When The Plague was first published in 1947, France was recovering from the horrific experience of the Second World War.  For this reason, Camus’ is a novel that is rarely read outside the context of the Nazi occupation of France and the effect this had on the lives of thousands of ordinary men and women in that country.  Camus was well placed to write about this, as the editor of Combat from 1943 to 1947 he was actively involved in the French resistance movement, and The Plague is usually read as an allegory of the fight against Nazism and oppression.  Whilst there is no doubt that the French resistance hangs heavily over this book, the author’s personal attachment to it runs deeper.  For example, Camus was stranded in France when the Germans invaded in 1942, cutting him of from his wife and child in Algeria.  As such, it is a novel about exile as much as it is a novel about resistance.

Perhaps one of the key features of The Plague, and certainly one of the reasons it stands out from other post-war French novels dealing with the fight against the Nazis, is that it does not glorify its characters’ struggle: the war against the illness that threatens to eradicate the population of Oran is a war that is waged in a routine, thoroughly unexciting fashion.  Dr Rieux, the narrator and protagonist of the novel is the embodiment of this attitude, and is portrayed throughout as the ultimate professional, approaching his daily medical work with methodical diligence.  This is not to say that Rieux is not a hero, for he is certainly that, but he is more demanding and complex than your average knight in shining armour.  In fact, to understand him properly we must draw from Camus’ other work, most importantly his philosophical writing.  The Myth of Sisyphus, published in 1942, is the text that introduces us to the Camusian concept of the “absurd hero”, and in many ways Rieux is a Sisyphus of the real world, repeatedly rolling a rock up a hill in the knowledge that the ordeal will never end.  By analogy, therefore, the struggle against the plague is not just an allegory of the fight against oppression and Nazism, but of the fight against the absurdity of the human condition.  As such, there can be no final victory or climactic liberation: Camus’ war is a war that is won and lost in the mind.

“But, you know, I feel more fellowship with the defeated than with saints. Heroism and sanctity don’t really appeal to me, I imagine. What interests me is being a man.”
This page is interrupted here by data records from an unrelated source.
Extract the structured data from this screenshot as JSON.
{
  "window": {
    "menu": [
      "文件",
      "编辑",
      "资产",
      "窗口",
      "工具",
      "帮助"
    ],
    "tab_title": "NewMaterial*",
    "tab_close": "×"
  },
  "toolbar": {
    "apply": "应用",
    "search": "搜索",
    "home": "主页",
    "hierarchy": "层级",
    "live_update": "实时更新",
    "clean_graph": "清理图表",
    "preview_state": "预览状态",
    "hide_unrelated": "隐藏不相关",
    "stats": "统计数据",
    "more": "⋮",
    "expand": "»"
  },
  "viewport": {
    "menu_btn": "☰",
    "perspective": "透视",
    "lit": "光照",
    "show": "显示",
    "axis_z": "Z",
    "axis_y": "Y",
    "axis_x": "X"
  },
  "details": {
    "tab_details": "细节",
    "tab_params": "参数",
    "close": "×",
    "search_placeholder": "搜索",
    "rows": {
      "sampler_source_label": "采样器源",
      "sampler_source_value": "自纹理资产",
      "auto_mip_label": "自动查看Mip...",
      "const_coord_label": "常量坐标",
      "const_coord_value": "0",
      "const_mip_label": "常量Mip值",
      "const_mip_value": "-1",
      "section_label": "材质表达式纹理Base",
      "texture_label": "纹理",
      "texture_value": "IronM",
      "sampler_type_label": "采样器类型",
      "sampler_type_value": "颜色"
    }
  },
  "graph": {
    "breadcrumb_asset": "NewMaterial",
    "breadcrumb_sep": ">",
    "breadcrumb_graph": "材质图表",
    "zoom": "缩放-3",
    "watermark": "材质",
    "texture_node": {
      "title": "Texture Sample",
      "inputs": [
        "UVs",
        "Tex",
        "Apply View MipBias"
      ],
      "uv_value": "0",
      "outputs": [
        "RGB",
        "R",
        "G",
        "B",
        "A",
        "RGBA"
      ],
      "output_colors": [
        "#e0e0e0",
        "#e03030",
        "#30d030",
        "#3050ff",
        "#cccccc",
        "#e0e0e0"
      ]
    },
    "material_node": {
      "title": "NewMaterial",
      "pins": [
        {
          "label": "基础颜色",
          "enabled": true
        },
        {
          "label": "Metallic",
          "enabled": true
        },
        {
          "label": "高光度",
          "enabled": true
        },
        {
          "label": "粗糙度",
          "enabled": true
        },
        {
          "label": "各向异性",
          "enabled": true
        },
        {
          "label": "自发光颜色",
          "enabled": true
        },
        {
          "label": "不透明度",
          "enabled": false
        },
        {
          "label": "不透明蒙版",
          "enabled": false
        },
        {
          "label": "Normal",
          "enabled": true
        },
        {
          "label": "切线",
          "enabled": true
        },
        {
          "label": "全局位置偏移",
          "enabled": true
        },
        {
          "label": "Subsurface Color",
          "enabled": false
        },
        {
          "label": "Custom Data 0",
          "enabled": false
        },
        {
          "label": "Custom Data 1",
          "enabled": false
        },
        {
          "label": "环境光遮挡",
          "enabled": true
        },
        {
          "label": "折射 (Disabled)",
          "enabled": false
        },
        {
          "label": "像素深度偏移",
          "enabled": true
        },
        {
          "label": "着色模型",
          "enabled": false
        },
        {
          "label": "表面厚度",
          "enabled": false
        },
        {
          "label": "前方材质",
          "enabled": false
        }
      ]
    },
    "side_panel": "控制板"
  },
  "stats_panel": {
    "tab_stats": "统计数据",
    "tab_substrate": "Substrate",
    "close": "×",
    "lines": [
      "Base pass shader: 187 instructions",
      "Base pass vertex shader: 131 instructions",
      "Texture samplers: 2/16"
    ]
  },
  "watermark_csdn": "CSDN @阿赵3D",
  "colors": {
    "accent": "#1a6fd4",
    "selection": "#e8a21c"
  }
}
The above is a comment by Rieux, but it could well be ascribed to Camus himself.  And yet the doctor is not simply the author’s avatar, and the easy identification of Camus with his hero and narrator is not actually that straightforward.  For starters, Camus was not a doctor, he was a journalist and writer, like the character Rambert, the stranger to Oran who plans to escape the city’s quarantine and return to his wife and child in Paris.  Of course, once you have started looking for Camus in his characters, you find him in most, and this gives the novel a disconcerting realism, as if all the contingencies of life are played out from the same starting point.  Here, we begin to edge towards the existentialist in Camus, a label he was always uncomfortable with, perhaps because, having been both a pacifist and a resistance fighter, a Communist and a non-Communist, he understood the uncertainty of life.